The purpose of the course, which offered 20 Continuing Medical Education credits, was to bring together the foremost infectious disease specialists to present clinical and epidemiologic information on current or emerging infectious disease problems. By relying on faculty expertise from Emory and CDC as well as other institutions nationwide, the course was able to focus on the epidemiology, recognition, treatment, and management of a number of disease areas and specific diseases.

Attendees were provided with the latest information not only about common infections such as influenza and acute otitis media, but also about emerging diseases such as Hepatitis C and dengue. Experts also discussed the latest research into more abstract yet still worrisome threats, such as transmissible spongiform encephalopathies ("mad cow disease") and disease outbreaks which might result from bioterrorist activity.

Several sessions focused on population-specific infections, such as those affecting hospital patients, the elderly and the young. Participants were also given insight into the latest diagnostic methods, the status of research into new vaccines and new antimicrobials, and up-to-date methods for the management of HIV and HIV-associated infections.

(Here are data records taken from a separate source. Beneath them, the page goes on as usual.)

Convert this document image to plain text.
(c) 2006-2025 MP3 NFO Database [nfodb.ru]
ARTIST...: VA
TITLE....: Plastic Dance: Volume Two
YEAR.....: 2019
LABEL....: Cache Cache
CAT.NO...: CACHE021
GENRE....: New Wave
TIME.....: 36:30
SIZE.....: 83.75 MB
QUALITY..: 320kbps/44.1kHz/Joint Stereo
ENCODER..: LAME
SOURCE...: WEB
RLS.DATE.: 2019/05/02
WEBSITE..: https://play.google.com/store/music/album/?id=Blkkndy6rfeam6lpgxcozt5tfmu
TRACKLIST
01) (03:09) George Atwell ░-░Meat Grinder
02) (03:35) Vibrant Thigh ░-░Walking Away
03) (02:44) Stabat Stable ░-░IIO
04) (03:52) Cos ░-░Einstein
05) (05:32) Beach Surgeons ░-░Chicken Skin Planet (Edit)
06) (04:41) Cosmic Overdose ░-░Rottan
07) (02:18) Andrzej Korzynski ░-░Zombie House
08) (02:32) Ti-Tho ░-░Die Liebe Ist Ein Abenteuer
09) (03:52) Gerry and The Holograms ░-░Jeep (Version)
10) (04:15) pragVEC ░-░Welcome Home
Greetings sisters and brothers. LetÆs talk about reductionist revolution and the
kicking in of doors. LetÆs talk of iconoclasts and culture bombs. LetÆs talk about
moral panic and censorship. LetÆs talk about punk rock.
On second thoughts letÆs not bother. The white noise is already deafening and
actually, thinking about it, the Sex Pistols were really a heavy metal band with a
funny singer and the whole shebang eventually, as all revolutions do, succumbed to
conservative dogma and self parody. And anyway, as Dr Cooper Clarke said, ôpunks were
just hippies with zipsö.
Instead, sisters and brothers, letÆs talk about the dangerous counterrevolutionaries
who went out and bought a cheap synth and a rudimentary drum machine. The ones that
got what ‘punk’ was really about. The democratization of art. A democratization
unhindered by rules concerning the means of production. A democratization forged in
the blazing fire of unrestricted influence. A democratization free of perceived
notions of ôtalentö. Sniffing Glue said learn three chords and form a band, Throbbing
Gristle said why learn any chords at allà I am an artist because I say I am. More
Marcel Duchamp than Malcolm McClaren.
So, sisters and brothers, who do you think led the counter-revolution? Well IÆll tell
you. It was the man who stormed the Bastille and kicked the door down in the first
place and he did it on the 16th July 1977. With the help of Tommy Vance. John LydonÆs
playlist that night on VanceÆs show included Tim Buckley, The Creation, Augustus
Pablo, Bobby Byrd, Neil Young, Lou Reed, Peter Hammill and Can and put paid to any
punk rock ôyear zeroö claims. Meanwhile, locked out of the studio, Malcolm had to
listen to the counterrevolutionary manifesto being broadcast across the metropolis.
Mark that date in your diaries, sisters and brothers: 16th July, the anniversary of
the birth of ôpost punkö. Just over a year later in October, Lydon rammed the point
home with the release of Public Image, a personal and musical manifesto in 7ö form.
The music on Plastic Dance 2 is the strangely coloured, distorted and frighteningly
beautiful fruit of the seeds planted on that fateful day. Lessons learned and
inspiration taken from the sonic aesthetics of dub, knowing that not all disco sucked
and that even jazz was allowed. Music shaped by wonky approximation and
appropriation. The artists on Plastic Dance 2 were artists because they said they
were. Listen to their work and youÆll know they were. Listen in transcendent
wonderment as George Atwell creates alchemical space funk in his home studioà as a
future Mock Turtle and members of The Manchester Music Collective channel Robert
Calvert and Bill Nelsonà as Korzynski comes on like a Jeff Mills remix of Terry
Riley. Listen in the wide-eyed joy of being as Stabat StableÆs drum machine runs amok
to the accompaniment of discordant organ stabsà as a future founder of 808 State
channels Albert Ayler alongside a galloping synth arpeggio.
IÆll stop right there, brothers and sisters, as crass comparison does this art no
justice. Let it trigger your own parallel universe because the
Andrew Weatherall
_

The course featured a series of interactive clinical case presentations by which participants could apply information presented by the faculty. Utilizing audience response technology provided by Merck U.S. Human Health, participants were guided through a series of clinical scenarios based upon actual infectious disease cases seen at Grady Memorial Hospital, the Atlanta Veterans Affairs Medical Center, and Emory University School of Medicine. Panels of faculty members analyzed the responses, providing a context in which to clarify and reinforce important points from their presentations. Since their introduction last year, the case presentations have come to be one of the most popular features of the course.

Robert P. Gaynes, MD, chief, Nosocomial Infections Surveillance Activity, CDC, David Rimland, MD, professor of medicine, Emory University School of Medicine, and chief of infectious diseases at the Atlanta Veterans Affairs Medical Center, David S. Stephens, MD, professor of medicine and director, Division of Infectious Diseases, Emory University School of Medicine, and Dr. Martone were course co-chairs.

This program was supported, in part, by unrestricted educational grants from Abbott Laboratories, Agouron Pharmaceuticals, Inc., Bayer Corporation, Bristol-Myers Squibb Company, Gilead Sciences, Glaxo Wellcome Inc., Hoechst Marion Roussel, Inc., Kimberly-Clark Corporation, Merck U.S. Human Health, Ortho-McNeil Pharmaceutical, Pasteur Mérieux Connaught, Pfizer Inc., Pharmacia & Upjohn, Inc., Rhone-Poulenc Rorer Inc., Roche Pharmaceuticals, Schering-Plough Research Institute, SmithKline Beecham Pharmaceuticals, and Wyeth-Ayerst Laboratories.